Although the word fallacy is sometimes used as a synonym for false statement, that is not how the word is used in most formal contexts.
Understanding the motivations behind misstatements is complex. Individuals may lie to protect themselves, gain an advantage, manipulate perceptions, or evade accountability. Psychological factors, societal pressures, and cognitive biases can contribute to the inclination to make misstatements. Cognitive dissonance may also play a role when individuals resist acknowledging the falsity of their statements.
The ethics surrounding misstatements are multifaceted. Honest communication is often considered a fundamental value, but ethical dilemmas may arise in situations where the truth conflicts with other moral principles or when individuals face personal or professional consequences for honesty.
This is a mathematical falsehood.

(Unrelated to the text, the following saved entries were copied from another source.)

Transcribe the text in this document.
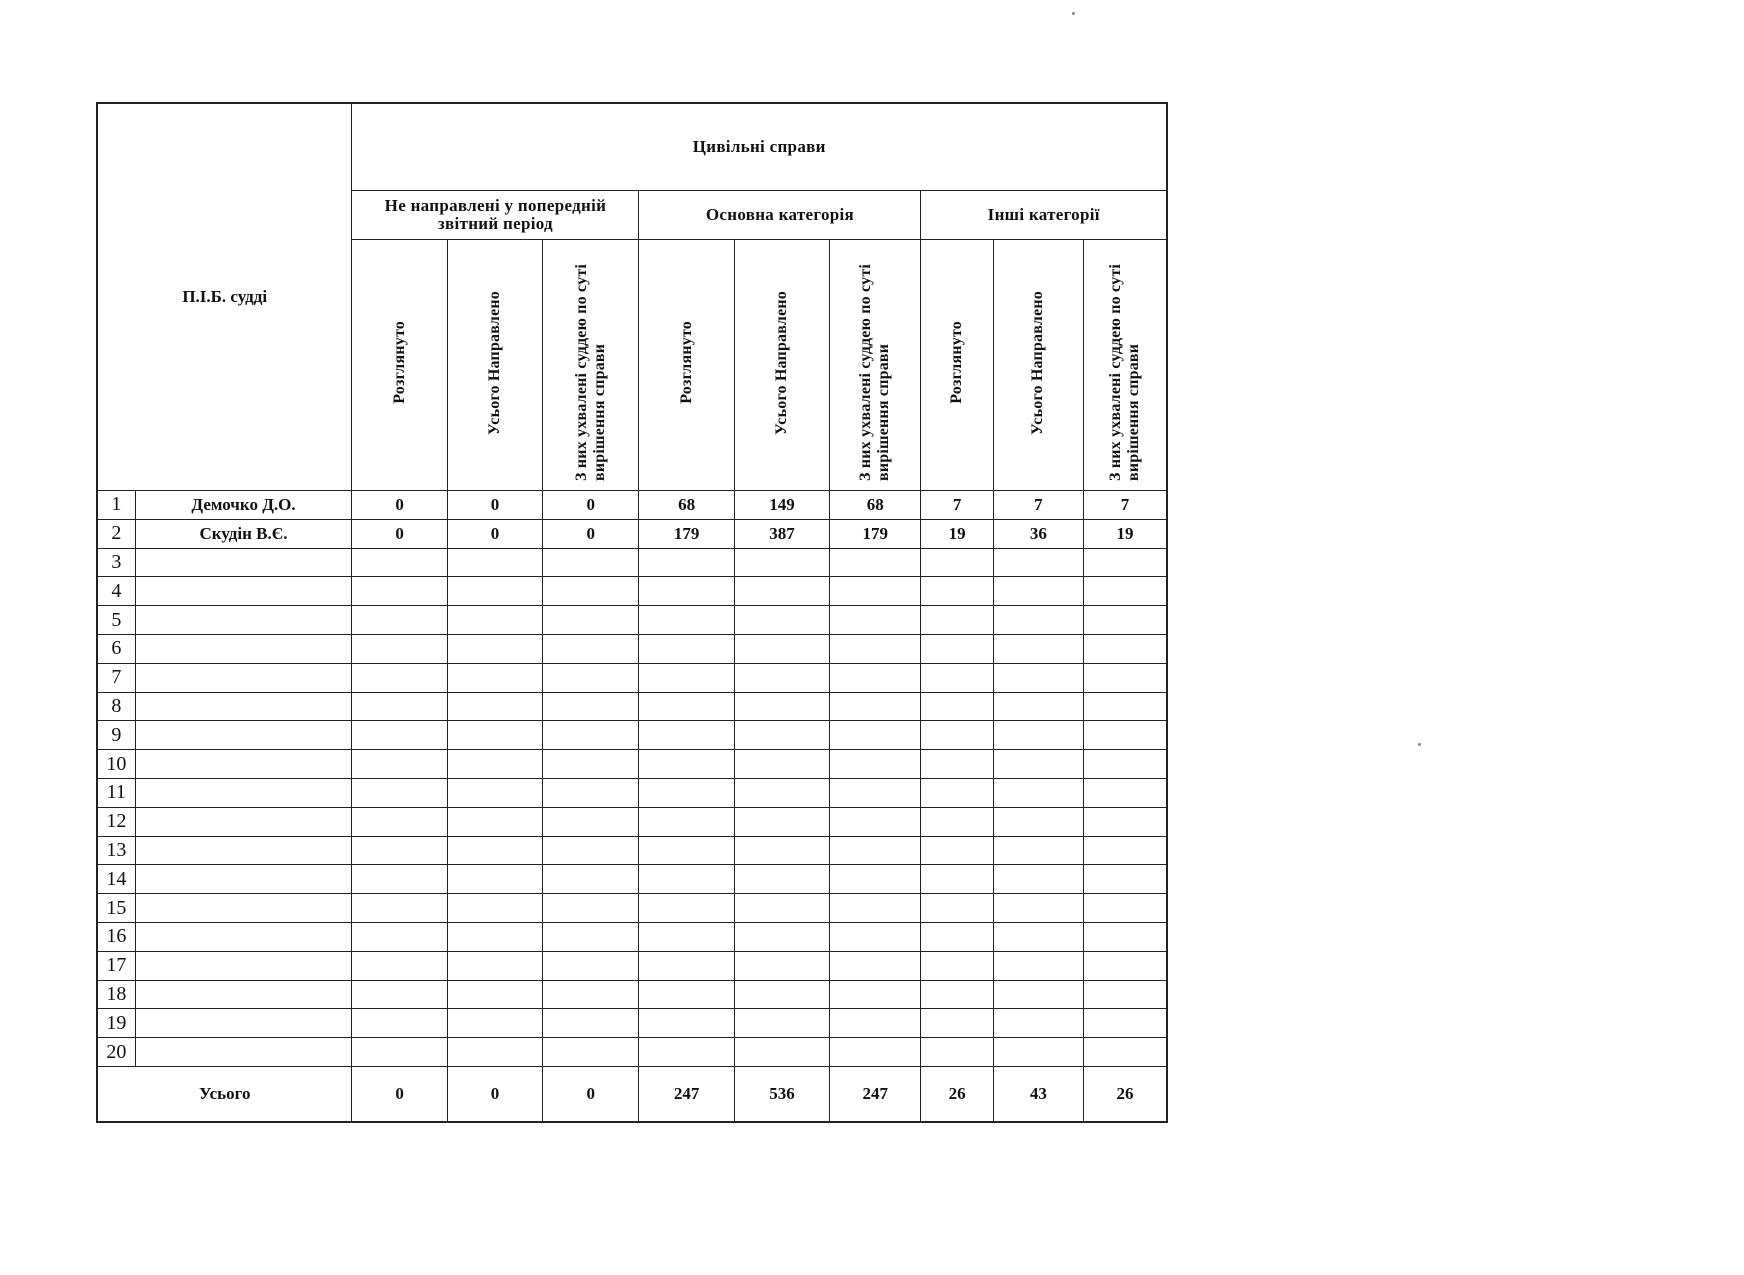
П.І.Б. судді		Цивільні справи								
		Не направлені у попередній звітний період			Основна категорія			Інші категорії		
		Розглянуто	Усього Направлено	З них ухвалені суддею по суті вирішення справи	Розглянуто	Усього Направлено	З них ухвалені суддею по суті вирішення справи	Розглянуто	Усього Направлено	З них ухвалені суддею по суті вирішення справи
1	Демочко Д.О.	0	0	0	68	149	68	7	7	7
2	Скудін В.Є.	0	0	0	179	387	179	19	36	19
3										
4										
5										
6										
7										
8										
9										
10										
11										
12										
13										
14										
15										
16										
17										
18										
19										
20										
Усього		0	0	0	247	536	247	26	43	26
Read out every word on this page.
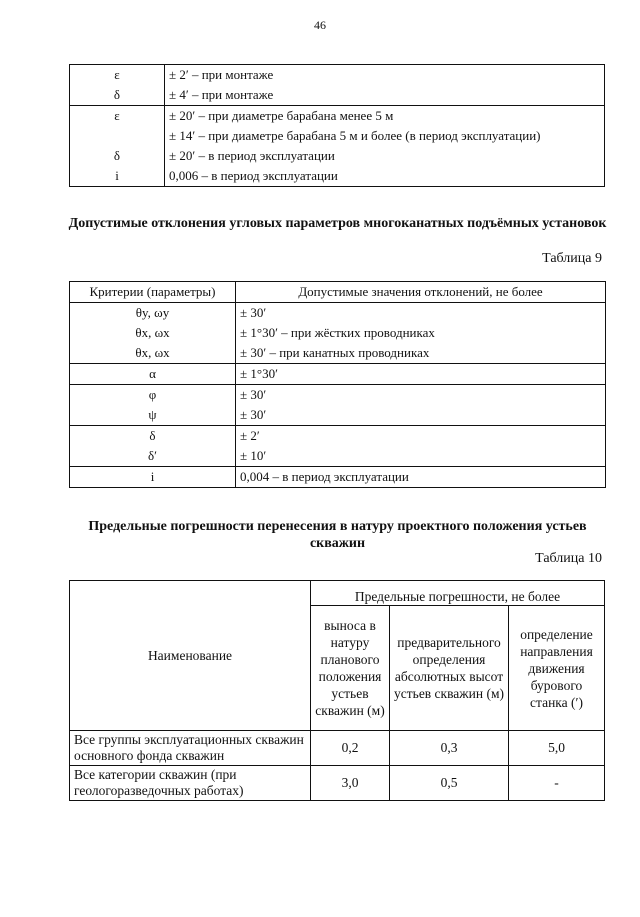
46
ε	± 2′ – при монтаже
δ	± 4′ – при монтаже
ε	± 20′ – при диаметре барабана менее 5 м
	± 14′ – при диаметре барабана 5 м и более (в период эксплуатации)
δ	± 20′ – в период эксплуатации
i	0,006 – в период эксплуатации
Допустимые отклонения угловых параметров многоканатных подъёмных установок
Таблица 9
Критерии (параметры)	Допустимые значения отклонений, не более
θy, ωy	± 30′
θx, ωx	± 1°30′ – при жёстких проводниках
θx, ωx	± 30′ – при канатных проводниках
α	± 1°30′
φ	± 30′
ψ	± 30′
δ	± 2′
δ′	± 10′
i	0,004 – в период эксплуатации
Предельные погрешности перенесения в натуру проектного положения устьев скважин
Таблица 10
Наименование	Предельные погрешности, не более		
	выноса в натуру планового положения устьев скважин (м)	предварительного определения абсолютных высот устьев скважин (м)	определение направления движения бурового станка (′)
Все группы эксплуатационных скважин основного фонда скважин	0,2	0,3	5,0
Все категории скважин (при геологоразведочных работах)	3,0	0,5	-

A lot of people have tried to prove it, like this here:
1 ÷ 2 = 0.5
1 ÷ 35 = 0.02857142857
You can see that the answer gets smaller and smaller as the dividend gets bigger and bigger so if 1 ÷ n = x then as n approaches infinity x approaches zero, so 1 ÷ ∞ = 0.000000000000000000000000000000000000000000000000000000000000000000000000000000000000000000000000000000000000000000000000000000000000000000000000000000000000000000000000000000000000000000000000000...1
Where ... is replaced with infinite zeroes.
This value is basically 0. You could say 1 ÷ ∞ ≈ 0 (with the approximately equal sign)
This means that 1 ÷ 0 ≈ ∞ which means 0 × ∞ ≈ 1 (because of fact families)
If 0 × ∞ ≈ 1 then that means that (0 × ∞) + (0 × ∞) ≈ 2.
We can simplify to (0 + 0) × ∞ ≈ 2
Then to 0 × ∞ ≈ 2
But we already said 0 × ∞ ≈ 1
So 1 ≈ 2 (approximately)
We can also say that (0 × ∞) + (0 × ∞) + (0 × ∞) + (0 × ∞) ≈ 4
Which means (0 + 0 + 0 + 0) × ∞ ≈ 4
Which again means 0 × ∞ ≈ 4
We can also do (0 × ∞) + (0 × ∞) + (0 × ∞) + (0 × ∞) + (0 × ∞) ≈ 5
Which means (0 + 0 + 0 + 0 + 0) × ∞ ≈ 5
Which means 0 × ∞ ≈ 5
Which means 4 ≈ 5
We know that 2 + 2 = 4
And since 4 ≈ 5 we can say 2 + 2 ≈ 5 (approximately)
This is incorrect because infinity is not a number.
In some jurisdictions, false statement is a crime similar to perjury.
In U.S. law, a "false statement" generally refers to United States federal false statements statute, contained in 18 U.S.C. § 1001. Most commonly, prosecutors use this statute to reach cover-up crimes such as perjury, false declarations, and obstruction of justice and government fraud cases.[2] Its earliest progenitor was the False Claims Act of 1863,[3] and in 1934 the requirement of an intent to defraud was eliminated to enforce the National Industrial Recovery Act of 1933 (NIRA) against producers of "hot oil", oil produced in violation of production restrictions established pursuant to the NIRA.[4]
The statute criminalizes a government official who "knowingly and willfully":[5]
(1) falsifies, conceals, or covers up by any trick, scheme, or device a material fact;
(2) makes any materially false, fictitious, or fraudulent statement or representation; or
(3) makes or uses any false writing or document knowing the same to contain any materially false, fictitious, or fraudulent statement or entry.